4. Encouragement of recruitment undoubtedly constitutes a legitimate aim of Member States’ social or employment policy, in particular when the promotion of access of young people to a profession is involved (§ 29).
5. Therefore, aims such as those described by the Swedish Government must, in principle, be regarded as objectively and reasonably justifying a difference in treatment on the grounds of age such as that provided by the 67-year rule (§ 30).
6. In the light of the broad discretion granted to Member States to choose to pursue a particular aim and to define measures to implement it, it does not appear unreasonable to take the view that a measure such as the 67-year rule may be appropriate for achieving the aims set out above (§ 32).
7. In order to examine whether the 67-year rule goes beyond what is necessary for achieving its objective, it must be viewed against its legislative background and account must be taken both of the hardship that it may cause to the persons concerned and of the benefits derived from it by society in general. Relevant factors in this regard are the fact that in Sweden (i) employees have the unconditional right to continue in their profession until age 65; (ii) the 67-year rule does not establish a mandatory scheme of automatic retirement, in that the parties may agree to continue their relationship beyond age 67, if so desired on the basis of a fixed-term contract; (iii) the 67 year rule takes account of the fact that the worker is entitled to a pension; and (iv) persons who cannot obtain an adequate pension are eligible for basic benefits (§ 38-44).

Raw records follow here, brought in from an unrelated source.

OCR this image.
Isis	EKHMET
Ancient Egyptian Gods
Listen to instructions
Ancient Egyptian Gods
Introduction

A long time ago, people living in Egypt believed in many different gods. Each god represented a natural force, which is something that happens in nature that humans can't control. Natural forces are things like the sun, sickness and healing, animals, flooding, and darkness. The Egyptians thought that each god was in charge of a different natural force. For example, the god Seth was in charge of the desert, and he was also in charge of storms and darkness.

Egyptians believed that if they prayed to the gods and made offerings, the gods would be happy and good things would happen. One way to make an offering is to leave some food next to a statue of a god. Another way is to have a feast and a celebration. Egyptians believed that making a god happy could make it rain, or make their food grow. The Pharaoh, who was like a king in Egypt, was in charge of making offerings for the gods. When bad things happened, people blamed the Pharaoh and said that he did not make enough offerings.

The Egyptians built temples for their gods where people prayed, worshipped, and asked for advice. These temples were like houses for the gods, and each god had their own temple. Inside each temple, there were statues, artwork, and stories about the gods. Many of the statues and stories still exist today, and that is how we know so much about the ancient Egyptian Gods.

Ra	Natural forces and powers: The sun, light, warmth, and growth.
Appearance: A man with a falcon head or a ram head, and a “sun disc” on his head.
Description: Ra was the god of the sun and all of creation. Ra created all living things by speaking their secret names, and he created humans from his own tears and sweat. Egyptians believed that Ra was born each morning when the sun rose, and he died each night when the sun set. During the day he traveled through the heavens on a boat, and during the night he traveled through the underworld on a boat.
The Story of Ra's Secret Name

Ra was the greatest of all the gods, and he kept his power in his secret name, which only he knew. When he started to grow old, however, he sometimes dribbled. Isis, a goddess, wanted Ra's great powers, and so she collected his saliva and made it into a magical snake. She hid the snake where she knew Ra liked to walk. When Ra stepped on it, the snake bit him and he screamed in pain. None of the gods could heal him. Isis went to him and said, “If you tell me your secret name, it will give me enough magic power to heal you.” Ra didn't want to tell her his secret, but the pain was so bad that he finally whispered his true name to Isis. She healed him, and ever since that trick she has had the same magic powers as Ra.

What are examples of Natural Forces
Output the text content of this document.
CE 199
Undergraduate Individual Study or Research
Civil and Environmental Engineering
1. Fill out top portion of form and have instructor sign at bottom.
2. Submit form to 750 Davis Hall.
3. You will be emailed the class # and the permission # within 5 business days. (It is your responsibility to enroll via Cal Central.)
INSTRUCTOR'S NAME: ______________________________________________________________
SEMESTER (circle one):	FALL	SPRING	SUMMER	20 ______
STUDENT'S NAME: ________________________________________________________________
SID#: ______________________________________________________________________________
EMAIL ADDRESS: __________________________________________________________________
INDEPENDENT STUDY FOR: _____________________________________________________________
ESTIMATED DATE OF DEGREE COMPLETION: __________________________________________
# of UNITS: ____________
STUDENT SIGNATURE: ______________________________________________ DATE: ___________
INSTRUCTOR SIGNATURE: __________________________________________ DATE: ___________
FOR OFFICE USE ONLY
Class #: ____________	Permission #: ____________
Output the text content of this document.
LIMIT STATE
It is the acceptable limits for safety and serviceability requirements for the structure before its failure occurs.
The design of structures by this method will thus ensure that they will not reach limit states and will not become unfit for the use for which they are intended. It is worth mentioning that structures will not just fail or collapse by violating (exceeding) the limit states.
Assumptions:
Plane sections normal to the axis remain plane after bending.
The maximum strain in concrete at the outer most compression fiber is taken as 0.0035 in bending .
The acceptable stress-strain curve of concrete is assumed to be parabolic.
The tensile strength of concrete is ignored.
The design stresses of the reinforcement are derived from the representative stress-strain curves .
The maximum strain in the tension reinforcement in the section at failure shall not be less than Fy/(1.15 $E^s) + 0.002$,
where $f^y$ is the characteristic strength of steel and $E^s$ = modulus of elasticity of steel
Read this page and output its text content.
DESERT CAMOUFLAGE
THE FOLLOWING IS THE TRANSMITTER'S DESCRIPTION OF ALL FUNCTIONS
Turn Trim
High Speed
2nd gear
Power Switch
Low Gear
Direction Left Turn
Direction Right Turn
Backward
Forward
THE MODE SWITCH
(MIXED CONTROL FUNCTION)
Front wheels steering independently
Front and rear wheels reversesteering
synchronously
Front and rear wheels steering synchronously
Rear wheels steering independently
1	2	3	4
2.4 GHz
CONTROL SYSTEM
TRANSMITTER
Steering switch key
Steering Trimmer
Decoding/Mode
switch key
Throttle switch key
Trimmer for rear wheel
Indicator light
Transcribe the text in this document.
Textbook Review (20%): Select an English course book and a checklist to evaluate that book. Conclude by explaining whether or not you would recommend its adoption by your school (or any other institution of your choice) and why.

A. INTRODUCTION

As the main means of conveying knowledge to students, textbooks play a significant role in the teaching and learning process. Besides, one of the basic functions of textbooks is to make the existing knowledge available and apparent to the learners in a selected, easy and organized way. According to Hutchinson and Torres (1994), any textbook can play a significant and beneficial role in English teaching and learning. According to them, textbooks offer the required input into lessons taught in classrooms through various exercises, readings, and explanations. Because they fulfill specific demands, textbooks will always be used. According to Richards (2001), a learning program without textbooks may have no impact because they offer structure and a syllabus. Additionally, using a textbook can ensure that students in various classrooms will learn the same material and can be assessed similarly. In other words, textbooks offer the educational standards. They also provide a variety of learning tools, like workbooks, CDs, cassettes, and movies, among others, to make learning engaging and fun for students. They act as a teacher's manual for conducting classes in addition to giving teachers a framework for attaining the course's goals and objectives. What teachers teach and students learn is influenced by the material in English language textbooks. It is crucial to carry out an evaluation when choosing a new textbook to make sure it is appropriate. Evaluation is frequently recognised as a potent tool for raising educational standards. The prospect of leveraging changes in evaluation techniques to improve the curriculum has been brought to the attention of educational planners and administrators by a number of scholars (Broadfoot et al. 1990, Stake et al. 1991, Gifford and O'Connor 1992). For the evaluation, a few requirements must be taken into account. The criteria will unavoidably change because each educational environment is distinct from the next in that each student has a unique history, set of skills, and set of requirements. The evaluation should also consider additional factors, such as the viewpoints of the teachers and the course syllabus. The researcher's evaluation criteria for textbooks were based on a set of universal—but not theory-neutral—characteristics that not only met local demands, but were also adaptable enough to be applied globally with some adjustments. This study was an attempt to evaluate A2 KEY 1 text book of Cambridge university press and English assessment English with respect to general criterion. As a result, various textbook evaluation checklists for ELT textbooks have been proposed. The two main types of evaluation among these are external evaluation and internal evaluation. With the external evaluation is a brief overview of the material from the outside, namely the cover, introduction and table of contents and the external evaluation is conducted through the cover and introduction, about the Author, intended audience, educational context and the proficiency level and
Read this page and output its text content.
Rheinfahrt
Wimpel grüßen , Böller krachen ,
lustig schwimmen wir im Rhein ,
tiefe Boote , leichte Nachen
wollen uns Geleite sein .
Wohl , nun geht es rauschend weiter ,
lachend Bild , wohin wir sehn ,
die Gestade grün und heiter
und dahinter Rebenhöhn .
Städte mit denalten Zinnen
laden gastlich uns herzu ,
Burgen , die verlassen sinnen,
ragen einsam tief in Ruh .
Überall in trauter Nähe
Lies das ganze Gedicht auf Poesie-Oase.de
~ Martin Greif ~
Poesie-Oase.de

8. In Rosenbladt the ECJ accepted a lower retirement age and Ms Rosenbladt’s retirement pension was significantly lower than that of Mr Hörnfeldt (§ 45)
Ruling
The second subparagraph of Article 6 (1) of Council Directive 2000/78 […] must be interpreted as not precluding a national measure, such as that at issue in the main proceedings, which allows an employer to terminate an employee’s employment contract on the sole ground that the employee has reached the age of 67 and which does not take account of the level of the retirement pension which the person concerned will receive, as that measure is objectively and reasonably justified by a legitimate aim relating to employment policy and labour-market policy and constitutes an appropriate and necessary means by which to achieve that aim.